I then looked at the values in GPU Shark. It turns out the old version is not only faster today, but uses significantly less of pretty much everything!
It's using about a third of the power, doesn't use the GPU memory controller, barely uses the GPU, and because it's using fewer resources it's running a lot cooler.
At some point I'll see if the GPU_MAX_ALLOC_PERCENT makes a difference, but I'm quite happy with the rates I'm seeing with the old version and very happy with how cool the card is and how little power it's using. Whether it's working properly is another matter, I guess I'll find out the next time I solo mine a block. I'm genuinely concerned that I've done something wrong as it looks too good to be true, but I have heard of people running with settings that should be slower that have resulted in better performance as it sounds like certain operations work much better when things are in sync. At the current difficulty and hashrate, that might only take me 6 days to find out
I just hope Feathercoins go up in value at some point. I'm not convinced they will, but who knows.
EDIT: I've just noticed that my CPU usage is pretty high, around 85%, thanks to cudaminer. I don't remember it being that high before, but I suppose if it's hashing at more than double what I had before I'll potentially use twice as much CPU power as I'm offloading the small amount of SHA256 hashing to my multicore CPU (--hash-parallel 2).

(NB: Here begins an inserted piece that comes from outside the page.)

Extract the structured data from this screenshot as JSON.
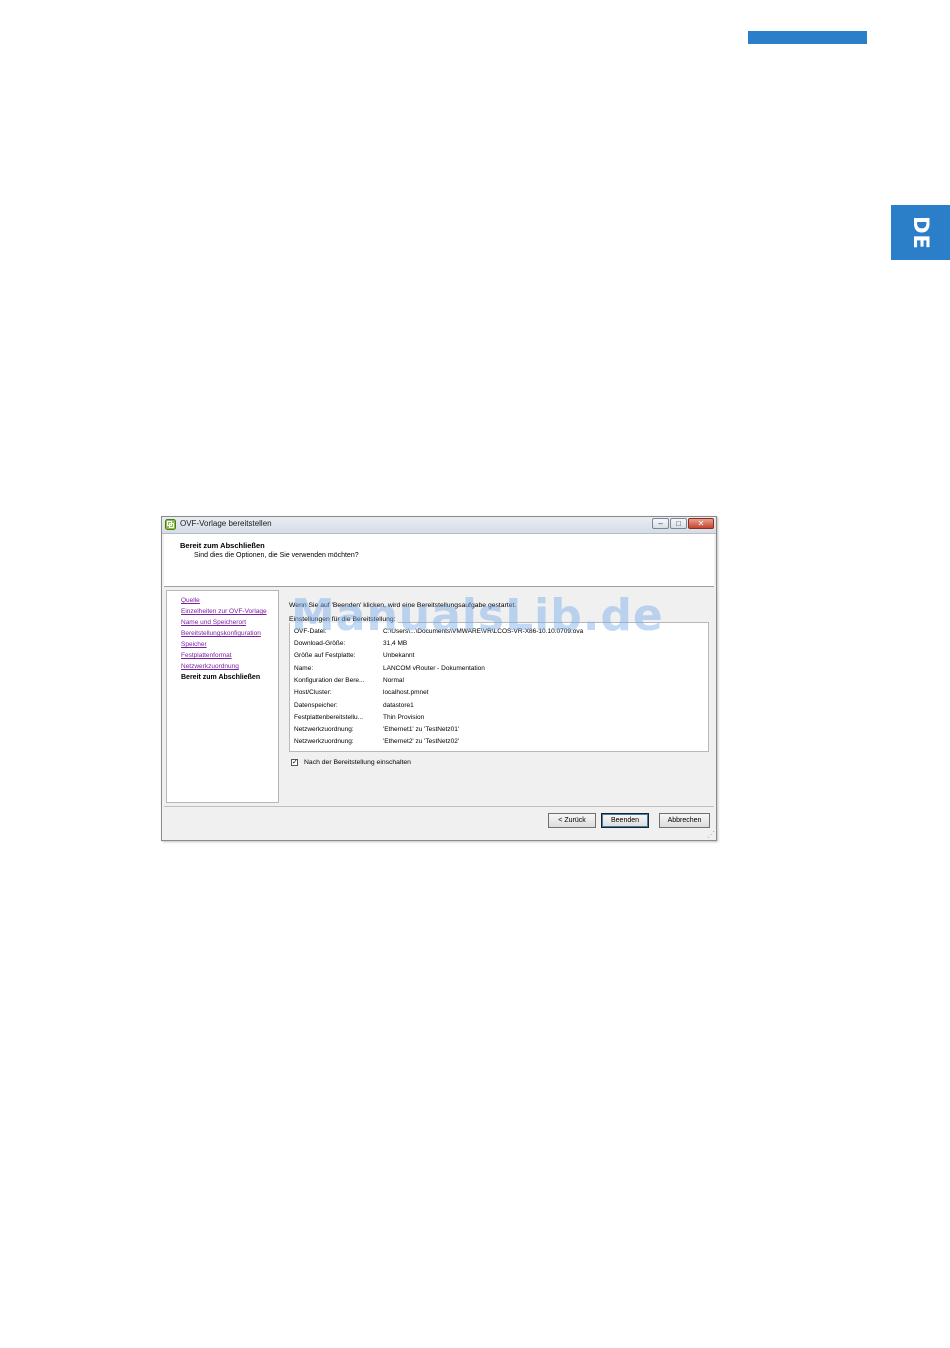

For reference, this is the command I'm running (TCP port and credentials have been obfuscated):
"C:\Program Files (x86)\Feathercoin\cudaminer-2013-12-10\x86\cudaminer.exe" --url=http://127.0.0.1:xxxxx --userpass=xxxxx:xxxxx -m 1 -H 1 -i 0 -l T12x32
EDIT2: It appears that the T kernel is best for my GTX 780 (compute 3.5), rather than the K (Kepler) kernel (compute 3.0). Maybe the December 18th version, which uses CUDA 5.5 with the new kernel, isn't as efficient as the CUDA 5.0 code? Perhaps it does more on the GPU than the CPU?
EDIT3: Further reading suggests that the best settings for cudaminer with a compute 3.5 device (Titan or 780) is the [number of SMX units]x[warp size] (14x32 for Titan and 12x32 for my 780).
EDIT4: It seems that the high hashrate and low GPU usage are indicators that something is wrong. I ended up running the latest cudaminer with the settings "-i 0 -m 1 -D -H 1 -l T12x32" and this seemed to run pretty well (over 500khash/s) without causing the voltage limit to kick in (power limit would kick in). It does seem to put a lot of stress on the card though, but in theory it should be designed to handle it. The fans don't seem to have gone very high, and the temperature of the GPU isn't too bad.